Computer Architecture: Problem Set 4

Attempt by: Thursday, December 13, before class
Submit by: Tuesday, December 18, at start of class


Instructions

Your solution should be typed and printed with plenty of spacing within and between problems in black ink on single-sided, otherwise blank paper that is stapled (assuming it is more than one page).

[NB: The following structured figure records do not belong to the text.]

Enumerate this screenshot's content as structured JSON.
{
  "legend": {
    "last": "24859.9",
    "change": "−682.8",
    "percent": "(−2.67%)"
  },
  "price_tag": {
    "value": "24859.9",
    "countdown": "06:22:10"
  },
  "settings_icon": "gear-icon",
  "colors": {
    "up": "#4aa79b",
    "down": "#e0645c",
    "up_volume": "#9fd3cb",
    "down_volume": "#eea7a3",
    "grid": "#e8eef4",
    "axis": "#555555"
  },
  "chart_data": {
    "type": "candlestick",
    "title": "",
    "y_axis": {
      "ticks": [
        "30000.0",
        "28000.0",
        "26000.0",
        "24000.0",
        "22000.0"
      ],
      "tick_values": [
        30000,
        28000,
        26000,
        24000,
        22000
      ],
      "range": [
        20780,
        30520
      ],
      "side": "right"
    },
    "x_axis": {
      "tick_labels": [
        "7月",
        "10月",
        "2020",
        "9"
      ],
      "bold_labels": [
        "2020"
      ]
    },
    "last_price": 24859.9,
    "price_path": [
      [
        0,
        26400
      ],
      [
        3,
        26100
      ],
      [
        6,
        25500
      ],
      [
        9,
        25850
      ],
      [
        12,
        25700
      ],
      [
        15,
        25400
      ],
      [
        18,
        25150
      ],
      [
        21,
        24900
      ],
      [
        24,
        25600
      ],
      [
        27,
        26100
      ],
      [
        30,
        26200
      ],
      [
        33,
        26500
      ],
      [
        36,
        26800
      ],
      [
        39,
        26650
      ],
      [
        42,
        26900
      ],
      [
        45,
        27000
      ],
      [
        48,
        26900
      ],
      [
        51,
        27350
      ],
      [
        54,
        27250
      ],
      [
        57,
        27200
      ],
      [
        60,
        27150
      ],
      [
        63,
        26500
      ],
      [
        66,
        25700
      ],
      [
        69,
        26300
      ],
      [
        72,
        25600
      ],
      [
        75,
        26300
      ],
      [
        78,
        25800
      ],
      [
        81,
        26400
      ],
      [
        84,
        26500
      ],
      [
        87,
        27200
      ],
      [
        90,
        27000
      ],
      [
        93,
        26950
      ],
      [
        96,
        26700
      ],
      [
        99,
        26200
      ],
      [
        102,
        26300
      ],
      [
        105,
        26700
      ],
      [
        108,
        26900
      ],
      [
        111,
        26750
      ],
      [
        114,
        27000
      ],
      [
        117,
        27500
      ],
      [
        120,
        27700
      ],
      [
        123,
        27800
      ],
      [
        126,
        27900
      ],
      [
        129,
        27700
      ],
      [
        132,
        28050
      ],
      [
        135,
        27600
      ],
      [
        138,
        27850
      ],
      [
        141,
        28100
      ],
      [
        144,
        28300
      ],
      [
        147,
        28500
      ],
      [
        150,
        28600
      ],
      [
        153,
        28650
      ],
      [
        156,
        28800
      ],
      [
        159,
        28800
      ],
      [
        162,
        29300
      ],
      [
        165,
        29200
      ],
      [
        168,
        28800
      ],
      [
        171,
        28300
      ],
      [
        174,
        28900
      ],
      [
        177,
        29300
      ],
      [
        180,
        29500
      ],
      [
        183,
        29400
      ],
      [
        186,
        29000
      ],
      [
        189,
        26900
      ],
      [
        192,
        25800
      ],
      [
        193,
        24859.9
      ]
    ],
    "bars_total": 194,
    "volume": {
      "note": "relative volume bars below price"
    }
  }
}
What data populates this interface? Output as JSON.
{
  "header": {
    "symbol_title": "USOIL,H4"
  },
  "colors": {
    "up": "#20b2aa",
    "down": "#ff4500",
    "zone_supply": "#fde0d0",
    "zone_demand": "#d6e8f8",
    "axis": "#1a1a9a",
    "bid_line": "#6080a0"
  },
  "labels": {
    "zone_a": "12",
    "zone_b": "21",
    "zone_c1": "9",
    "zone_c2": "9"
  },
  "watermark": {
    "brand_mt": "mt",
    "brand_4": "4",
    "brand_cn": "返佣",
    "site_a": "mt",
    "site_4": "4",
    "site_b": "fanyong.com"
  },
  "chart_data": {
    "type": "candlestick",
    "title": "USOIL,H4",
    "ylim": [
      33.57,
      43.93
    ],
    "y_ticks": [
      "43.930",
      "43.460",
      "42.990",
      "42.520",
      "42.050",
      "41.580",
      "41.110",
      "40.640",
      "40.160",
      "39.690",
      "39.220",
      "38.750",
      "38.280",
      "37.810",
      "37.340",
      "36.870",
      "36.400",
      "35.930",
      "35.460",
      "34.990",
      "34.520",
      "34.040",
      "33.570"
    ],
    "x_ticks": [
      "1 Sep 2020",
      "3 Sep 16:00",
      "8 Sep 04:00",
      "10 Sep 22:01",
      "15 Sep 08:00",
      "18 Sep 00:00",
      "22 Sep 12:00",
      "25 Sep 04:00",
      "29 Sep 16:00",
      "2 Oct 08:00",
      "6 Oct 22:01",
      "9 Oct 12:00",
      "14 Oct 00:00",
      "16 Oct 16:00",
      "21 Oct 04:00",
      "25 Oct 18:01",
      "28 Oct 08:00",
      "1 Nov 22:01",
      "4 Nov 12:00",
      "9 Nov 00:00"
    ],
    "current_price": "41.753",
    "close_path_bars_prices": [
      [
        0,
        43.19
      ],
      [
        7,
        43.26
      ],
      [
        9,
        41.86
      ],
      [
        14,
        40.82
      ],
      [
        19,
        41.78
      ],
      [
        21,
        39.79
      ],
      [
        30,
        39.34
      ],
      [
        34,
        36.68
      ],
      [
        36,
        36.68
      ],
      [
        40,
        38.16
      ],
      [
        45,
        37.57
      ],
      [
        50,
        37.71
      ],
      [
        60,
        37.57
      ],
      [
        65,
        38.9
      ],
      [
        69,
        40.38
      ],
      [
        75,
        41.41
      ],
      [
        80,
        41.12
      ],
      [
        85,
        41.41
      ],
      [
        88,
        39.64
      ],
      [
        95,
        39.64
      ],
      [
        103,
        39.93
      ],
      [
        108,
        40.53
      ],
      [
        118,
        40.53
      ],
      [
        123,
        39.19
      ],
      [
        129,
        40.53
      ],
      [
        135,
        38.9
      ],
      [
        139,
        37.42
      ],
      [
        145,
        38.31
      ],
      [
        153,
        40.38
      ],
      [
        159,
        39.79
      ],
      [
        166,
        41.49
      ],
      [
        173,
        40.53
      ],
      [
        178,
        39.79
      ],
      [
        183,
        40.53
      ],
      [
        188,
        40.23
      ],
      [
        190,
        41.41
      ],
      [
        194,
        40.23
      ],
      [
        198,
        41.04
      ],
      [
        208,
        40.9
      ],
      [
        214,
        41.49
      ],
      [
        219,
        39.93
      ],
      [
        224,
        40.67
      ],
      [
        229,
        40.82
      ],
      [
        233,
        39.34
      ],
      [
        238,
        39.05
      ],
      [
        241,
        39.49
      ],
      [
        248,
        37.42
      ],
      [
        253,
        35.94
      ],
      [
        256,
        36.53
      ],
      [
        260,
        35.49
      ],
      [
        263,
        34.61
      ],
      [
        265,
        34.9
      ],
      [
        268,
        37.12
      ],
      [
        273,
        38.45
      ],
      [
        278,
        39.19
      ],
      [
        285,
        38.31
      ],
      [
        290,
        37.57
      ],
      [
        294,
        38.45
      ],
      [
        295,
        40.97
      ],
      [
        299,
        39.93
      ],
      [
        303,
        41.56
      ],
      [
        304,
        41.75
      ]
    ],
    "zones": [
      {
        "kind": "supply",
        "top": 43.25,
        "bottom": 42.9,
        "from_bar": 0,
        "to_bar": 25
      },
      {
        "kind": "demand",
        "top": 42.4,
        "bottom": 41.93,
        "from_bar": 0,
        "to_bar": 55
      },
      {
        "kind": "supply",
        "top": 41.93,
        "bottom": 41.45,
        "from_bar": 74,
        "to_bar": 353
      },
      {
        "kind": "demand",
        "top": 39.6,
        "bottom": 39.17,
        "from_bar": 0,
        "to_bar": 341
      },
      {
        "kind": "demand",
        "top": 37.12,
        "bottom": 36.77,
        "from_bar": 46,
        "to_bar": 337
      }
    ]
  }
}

Read the entire problem set thoroughly before beginning to write your solutions.

Show your work.


  1. Consider the following MIPS fragment:

          addi $v0, $zero, 0
          addi $t0, $zero, 0
    Loop: add  $t1, $a0, $t0
          lb   $t1, 0($t1)
          bne  $t1, $a2, Skip
          or   $zero, $zero, $zero
          addi $v0, $v0, 1
    Skip: addi $t0, $t0, 1
          bne  $t0, $a1, Loop
          or   $zero, $zero, $zero
    
    Assume the fragment corresponds to the body of a C function whose prototype declaration is:
      f(char s[], int n, char c);
    
    where s is a character string of length n (assumed to be greater than zero). Assume that $a0, $a1, $a2 correspond to s, n, c, respectively.

    1. In a clear and concise sentence, what does $v0 contain (in terms of s and c) after the code has executed?

    2. Assume the code is executed on a MIPS machine with a pipeline like described in Section 6.1 of Patterson and Hennessy. Between which instructions will there be pipeline hazards and of which kind? Explain.

    3. What is the purpose of the or instructions in this fragment?

    4. (Again, assume the code is to be executed on a MIPS machine with a pipeline like described in Section 6.1 of Patterson and Hennessy.) Rewrite the code without using any additional registers to make more efficient use of the pipeline and delayed branches.


  2. Do exercise 7.5 in PH, p. 556.

  3. For the following C code fragment, indicate which forms, if any, of locality (temporal or spatial, for instruction or for data) you think the corresponding machine code would exhibit upon execution:

      void trim(char *s) {
        while (*s != 0 && *s != '\n') {
          s++;
        }
        *s = 0;
      }
    
    Explain your reasoning.

  4. Consider an architecture with an address space and word size that are each eight bits. Suppose the architecture makes use of a direct-mapped cache that stores sixteen bytes of data where each block contains two words.

    1. What is the total number of bits required to implement one block of the cache? If that is rounded up to the nearest byte, how many bytes are required to implement the entire cache? Explain.
    2. Assume a freshly initialized cache. Suppose during the execution of a program the following sequence of address references are made:

      40, 80, 44, 24, 48, 24, 52, 44, 56, 80, 24, 80, 64, 80
      
      Indicate which references are hits and which are misses. Show the contents of the cache upon completion of this sequence of references.
  5. To what extent are cache misses handled by the operating system and to what extent by the hardware? What about for page faults? Explain.

  6. The year is 2013. The coolest, most awesome computer game (known as "CMAC") has just been released. Your best friend has just given you a copy of CMAC (legally, of course), but you are finding that your 2012 computer is not quite up to the task - you can play, but the game appears sluggish. You have saved up for this day. Unfortunately due to inflation, you can only afford to purchase one upgrade to your computer: a faster processor, a larger cache, more main memory, or a larger hard drive. (Assuming we still use hard drives.) On what do you spend your life savings and why?